Emory University, Winship Cancer Institute, Atlanta, Georgia, USA.
Curr Opin Oncol. 2010 Mar;22(2):79-85. doi: 10.1097/CCO.0b013e328335a583.
Angiogenesis is critical for tumor growth and progression. Strategies to inhibit angiogenesis have gained a strong foothold for the treatment of a variety of malignancies. This review will provide the relevant interventions targeted against specific angiogenesis pathways with or without known effective therapies for nonsmall cell lung cancer (NSCLC).

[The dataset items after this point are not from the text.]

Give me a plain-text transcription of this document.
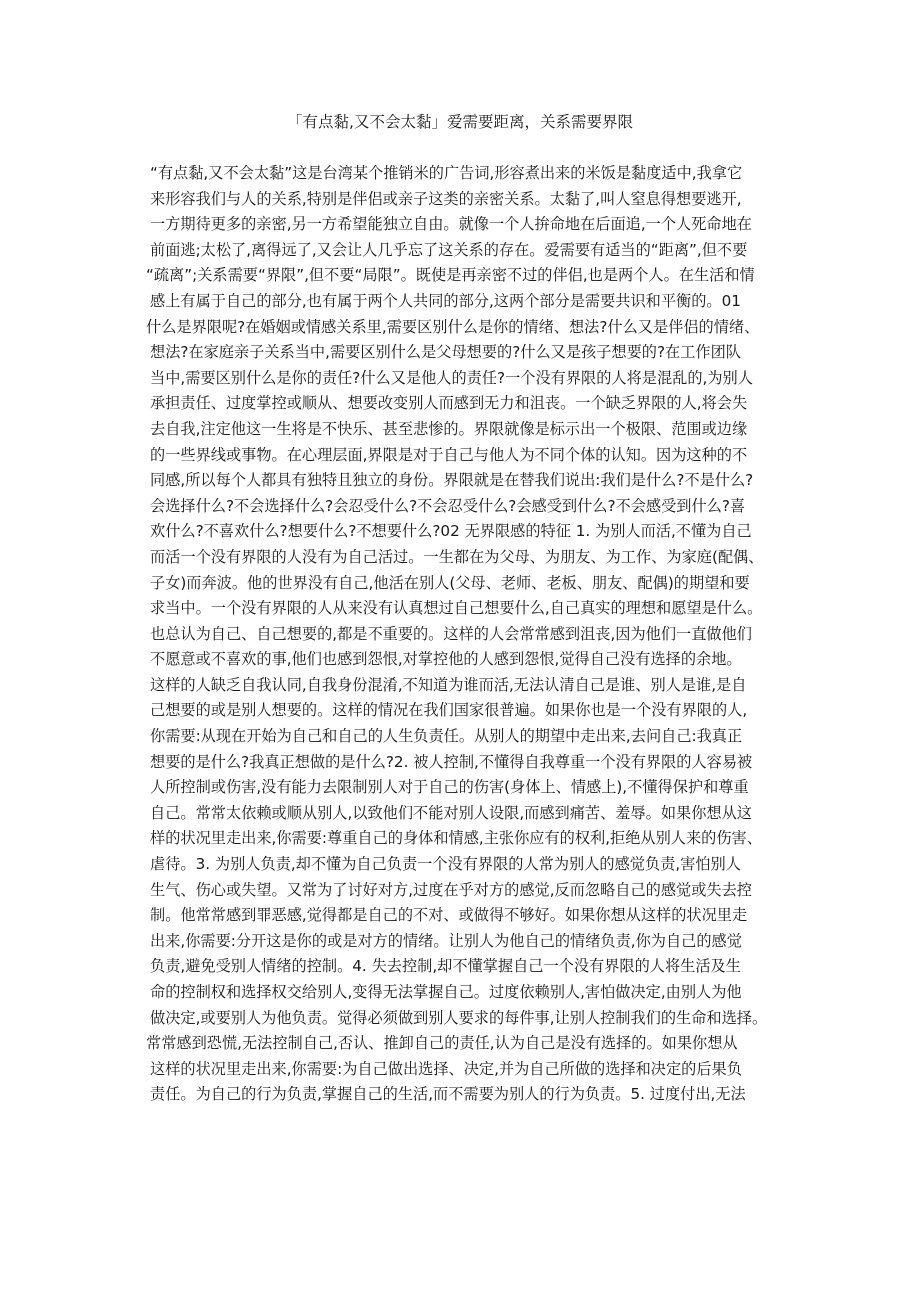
「有点黏,又不会太黏」爱需要距离，关系需要界限
“有点黏,又不会太黏”这是台湾某个推销米的广告词,形容煮出来的米饭是黏度适中,我拿它
来形容我们与人的关系,特别是伴侣或亲子这类的亲密关系。太黏了,叫人窒息得想要逃开,
一方期待更多的亲密,另一方希望能独立自由。就像一个人拚命地在后面追,一个人死命地在
前面逃;太松了,离得远了,又会让人几乎忘了这关系的存在。爱需要有适当的“距离”,但不要
“疏离”;关系需要“界限”,但不要“局限”。既使是再亲密不过的伴侣,也是两个人。在生活和情
感上有属于自己的部分,也有属于两个人共同的部分,这两个部分是需要共识和平衡的。01
什么是界限呢?在婚姻或情感关系里,需要区别什么是你的情绪、想法?什么又是伴侣的情绪、
想法?在家庭亲子关系当中,需要区别什么是父母想要的?什么又是孩子想要的?在工作团队
当中,需要区别什么是你的责任?什么又是他人的责任?一个没有界限的人将是混乱的,为别人
承担责任、过度掌控或顺从、想要改变别人而感到无力和沮丧。一个缺乏界限的人,将会失
去自我,注定他这一生将是不快乐、甚至悲惨的。界限就像是标示出一个极限、范围或边缘
的一些界线或事物。在心理层面,界限是对于自己与他人为不同个体的认知。因为这种的不
同感,所以每个人都具有独特且独立的身份。界限就是在替我们说出:我们是什么?不是什么?
会选择什么?不会选择什么?会忍受什么?不会忍受什么?会感受到什么?不会感受到什么?喜
欢什么?不喜欢什么?想要什么?不想要什么?02 无界限感的特征 1. 为别人而活,不懂为自己
而活一个没有界限的人没有为自己活过。一生都在为父母、为朋友、为工作、为家庭(配偶、
子女)而奔波。他的世界没有自己,他活在别人(父母、老师、老板、朋友、配偶)的期望和要
求当中。一个没有界限的人从来没有认真想过自己想要什么,自己真实的理想和愿望是什么。
也总认为自己、自己想要的,都是不重要的。这样的人会常常感到沮丧,因为他们一直做他们
不愿意或不喜欢的事,他们也感到怨恨,对掌控他的人感到怨恨,觉得自己没有选择的余地。
这样的人缺乏自我认同,自我身份混淆,不知道为谁而活,无法认清自己是谁、别人是谁,是自
己想要的或是别人想要的。这样的情况在我们国家很普遍。如果你也是一个没有界限的人,
你需要:从现在开始为自己和自己的人生负责任。从别人的期望中走出来,去问自己:我真正
想要的是什么?我真正想做的是什么?2. 被人控制,不懂得自我尊重一个没有界限的人容易被
人所控制或伤害,没有能力去限制别人对于自己的伤害(身体上、情感上),不懂得保护和尊重
自己。常常太依赖或顺从别人,以致他们不能对别人设限,而感到痛苦、羞辱。如果你想从这
样的状况里走出来,你需要:尊重自己的身体和情感,主张你应有的权利,拒绝从别人来的伤害、
虐待。3. 为别人负责,却不懂为自己负责一个没有界限的人常为别人的感觉负责,害怕别人
生气、伤心或失望。又常为了讨好对方,过度在乎对方的感觉,反而忽略自己的感觉或失去控
制。他常常感到罪恶感,觉得都是自己的不对、或做得不够好。如果你想从这样的状况里走
出来,你需要:分开这是你的或是对方的情绪。让别人为他自己的情绪负责,你为自己的感觉
负责,避免受别人情绪的控制。4. 失去控制,却不懂掌握自己一个没有界限的人将生活及生
命的控制权和选择权交给别人,变得无法掌握自己。过度依赖别人,害怕做决定,由别人为他
做决定,或要别人为他负责。觉得必须做到别人要求的每件事,让别人控制我们的生命和选择。
常常感到恐慌,无法控制自己,否认、推卸自己的责任,认为自己是没有选择的。如果你想从
这样的状况里走出来,你需要:为自己做出选择、决定,并为自己所做的选择和决定的后果负
责任。为自己的行为负责,掌握自己的生活,而不需要为别人的行为负责。5. 过度付出,无法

Bevacizumab, a mAb against the vascular endothelial growth factor, has been approved by the U.S. Food and Drug Administration for the treatment of patients with advanced stage nonsquamous NSCLC in combination with the carboplatin-paclitaxel regimen. This has prompted the evaluation of a variety of novel agents for the treatment of NSCLC. Agents that inhibit the vascular endothelial growth factor receptor tyrosine kinase are currently under extensive investigation, but the initial results with combination strategies have not been encouraging. Identification of predictive biomarkers for antiangiogenic agents continues to be elusive and remains a major focus of ongoing research. Apart from vascular endothelial growth factor, other targets within the angiogenic pathway are also being evaluated in the clinical setting.
In this article, we review the recent data with antiangiogenic agents in NSCLC and their implications for clinical use and future research.
血管生成对于肿瘤的生长和进展至关重要。抑制血管生成的策略已在多种恶性肿瘤的治疗中得到了广泛应用。本文将对针对特定血管生成途径的相关干预措施进行综述,这些途径既有已知的非小细胞肺癌(NSCLC)的有效治疗方法,也有尚无有效治疗方法的途径。
贝伐单抗是一种针对血管内皮生长因子的单克隆抗体,已被美国食品和药物管理局批准与卡铂紫杉醇联合用于治疗晚期非鳞状 NSCLC 患者。这促使人们对多种新型药物进行了 NSCLC 的治疗评估。目前正在广泛研究抑制血管内皮生长因子受体酪氨酸激酶的药物,但联合治疗策略的初步结果并不令人鼓舞。识别抗血管生成药物的预测生物标志物仍然难以捉摸,这仍然是正在进行的研究的主要重点。除了血管内皮生长因子之外,血管生成途径中的其他靶点也正在临床环境中进行评估。
本文综述了 NSCLC 中抗血管生成药物的最新数据及其对临床应用和未来研究的意义。